Le sommeil était venu à elle plus tôt qu'elle ne l'aurait cru et elle accueillit à bras ouverts cette pause tant attendue. Aussi quand elle s'éveilla au milieu de ses propres ténèbres, le Cadou palpitant à la place de son œil, elle soupira en songeant au possible calvaire que sa santé mentale instable risquait de lui faire subir face à ces changements dans sa vie.

La première chose concrète qu'elle ressenti fut une espèce de démangeaison émanant au niveau de son Cadou. Elle commença instinctivement à lever un bras, élevant un chapiteau avec sa couverture, pour se gratter, mais se l'interdit en réalisant que ce n'était sûrement pas une bonne idée. Il valait mieux laisser la grosseur tranquille et résister à la tentation de la farfouiller.

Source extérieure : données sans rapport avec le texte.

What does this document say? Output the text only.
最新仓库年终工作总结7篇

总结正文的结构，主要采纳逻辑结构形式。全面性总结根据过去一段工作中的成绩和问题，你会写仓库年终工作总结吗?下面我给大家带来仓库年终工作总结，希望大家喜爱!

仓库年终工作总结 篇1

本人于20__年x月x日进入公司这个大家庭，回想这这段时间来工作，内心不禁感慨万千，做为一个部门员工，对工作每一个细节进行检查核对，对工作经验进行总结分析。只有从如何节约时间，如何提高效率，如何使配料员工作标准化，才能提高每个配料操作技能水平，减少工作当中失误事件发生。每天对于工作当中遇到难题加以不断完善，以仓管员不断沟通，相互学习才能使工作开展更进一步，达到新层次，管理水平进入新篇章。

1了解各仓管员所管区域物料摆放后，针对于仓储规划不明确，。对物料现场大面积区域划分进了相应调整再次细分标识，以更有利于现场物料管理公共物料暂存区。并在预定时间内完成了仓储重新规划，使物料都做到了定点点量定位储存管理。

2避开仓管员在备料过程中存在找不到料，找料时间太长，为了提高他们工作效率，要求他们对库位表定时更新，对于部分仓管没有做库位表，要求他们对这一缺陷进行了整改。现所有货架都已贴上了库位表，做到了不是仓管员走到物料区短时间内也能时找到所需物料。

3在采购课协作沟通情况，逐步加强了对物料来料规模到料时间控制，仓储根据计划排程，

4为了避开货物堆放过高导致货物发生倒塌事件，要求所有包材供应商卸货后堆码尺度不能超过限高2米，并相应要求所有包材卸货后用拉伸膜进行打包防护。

Le risque de faire éclater l'un des espèces de bulbes ou d'amener la cicatrice à se développer lui paraissait trop réaliste pour être encouru. Elle décida de prendre son mal en patience tout en espérant que la sensation s'amenuiserait.

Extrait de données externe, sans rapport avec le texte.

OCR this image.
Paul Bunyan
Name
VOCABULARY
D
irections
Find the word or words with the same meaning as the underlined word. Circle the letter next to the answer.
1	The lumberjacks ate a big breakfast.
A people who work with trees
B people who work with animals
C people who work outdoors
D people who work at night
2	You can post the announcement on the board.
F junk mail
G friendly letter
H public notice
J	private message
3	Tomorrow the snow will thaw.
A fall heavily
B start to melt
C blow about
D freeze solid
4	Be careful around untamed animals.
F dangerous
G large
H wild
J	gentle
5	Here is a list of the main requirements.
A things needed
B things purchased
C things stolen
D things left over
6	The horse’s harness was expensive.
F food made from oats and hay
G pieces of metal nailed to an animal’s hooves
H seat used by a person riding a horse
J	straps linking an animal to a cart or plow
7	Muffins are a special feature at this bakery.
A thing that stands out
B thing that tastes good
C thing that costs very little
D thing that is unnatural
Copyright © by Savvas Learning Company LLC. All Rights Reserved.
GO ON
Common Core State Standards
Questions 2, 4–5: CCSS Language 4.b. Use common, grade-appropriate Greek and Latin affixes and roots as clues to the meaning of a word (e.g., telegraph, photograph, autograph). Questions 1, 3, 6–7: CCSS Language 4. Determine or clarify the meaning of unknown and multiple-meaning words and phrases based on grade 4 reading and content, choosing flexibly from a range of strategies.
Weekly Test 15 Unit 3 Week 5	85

Comme il lui paru évident qu'elle ne s'endormirait plus, elle se dressa sur son lit et alluma sa lampe de chevet. Ses chères poupées la saluèrent toutes d'un signe de main qui lui fit chaud au cœur. Elle fut toutefois surprise d'en voir autant réunies dans sa chambre, à son chevet. Plus d'une vingtaines de petits êtres se trouvaient là, le regard tourné vers elle, leurs têtes de porcelaine luisant sous la lumière chaleureuse. Donna parcouru la pièce en faisant rouler son œil dans son orbite et trouva vite ce qu'elle cherchait : Angie était bien présente avec ses amis, sa couronne de fleurs resplendissant à la lueur de la lampe et ses bras faits d'os pendant le long de son corps comme des phasmes. Il y avait quelque chose de différent chez elle. Donna cru d'abord qu'elle était assise sur la balançoire miniature qui avait accueilli une autre de ses poupées quand elle était enfant, mais il n'y avait plus de balançoire depuis longtemps. Angie lévitait au-dessus du sol. Et elle paraissait plus...vivante que d'habitude.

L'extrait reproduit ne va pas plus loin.